Can you hear her? “Caesar is going down! Caesar is going down!” It is the sort of song that will get you on a government watch list! Unseating the powerful? Empowering those on the underside of society? Redistributing wealth from the rich to the poor? Just as we learn in any revolution or demand for social change, those benefitting from the power structure and wealth distribution do not take kindly to challenges to systemic power and wealth structures.

For my fellow grammar nerds, notice something fascinating with Mary’s verbs—they are in the past tense. While the events have not yet taken place, the original Greek uses the aorist active tense; these promises of God are so sure, they can be spoken of as completed. African American gospel hymn and protest songs show the same confidence: 

We shall overcome. 

We shall walk hand in hand. 

We shall be free. 

While these verbs are in the future tense, they use the definitive “shall.” There is no question.

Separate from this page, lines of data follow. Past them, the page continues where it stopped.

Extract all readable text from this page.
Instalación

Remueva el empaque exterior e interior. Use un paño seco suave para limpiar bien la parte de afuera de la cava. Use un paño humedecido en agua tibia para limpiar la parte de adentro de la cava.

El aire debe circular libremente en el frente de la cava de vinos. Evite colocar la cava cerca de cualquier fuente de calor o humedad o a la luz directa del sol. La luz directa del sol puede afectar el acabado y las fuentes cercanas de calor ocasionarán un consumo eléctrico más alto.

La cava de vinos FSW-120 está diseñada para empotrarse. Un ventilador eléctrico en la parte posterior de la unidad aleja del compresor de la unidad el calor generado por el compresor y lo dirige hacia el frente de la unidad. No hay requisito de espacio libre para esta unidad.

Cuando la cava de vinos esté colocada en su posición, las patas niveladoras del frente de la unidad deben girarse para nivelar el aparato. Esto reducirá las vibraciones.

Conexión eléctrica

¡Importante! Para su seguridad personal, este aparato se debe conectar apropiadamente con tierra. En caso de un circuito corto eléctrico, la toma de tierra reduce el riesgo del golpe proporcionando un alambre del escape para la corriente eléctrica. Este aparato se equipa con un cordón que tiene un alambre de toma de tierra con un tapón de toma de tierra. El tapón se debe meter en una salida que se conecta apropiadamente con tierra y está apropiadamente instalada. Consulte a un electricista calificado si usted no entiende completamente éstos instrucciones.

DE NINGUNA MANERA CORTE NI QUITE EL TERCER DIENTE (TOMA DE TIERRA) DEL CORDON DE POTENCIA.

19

A popular carol sings of “Gentle Mary.” Was Mary gentle? Perhaps, but our first introduction to her is something quite different. Perhaps we need a new carol, not about quiet and gentle Mary, but Valorous Mary! Brave Mary! Bold Mary! Tenacious Mary! Scrappy Mary! 

And Scrappy Mary passed her revolutionary, subversive ideas to her son who would one day be executed by the state as an insurrectionist.

Mary’s song presents both a warning and a call. To the comfortable, to those with enough food, enough power, enough success: beware of which side of this song you stand on. And its call is to examine our own lives and ask, we will join Brave, Bold, Valorous, Scrappy Mary in the fight for justice and equity this Christmas season and beyond?


Rev. Robby Olson is a Presbyterian pastor in Watsonville. His views are his own and not necessarily those of the Pajaronian.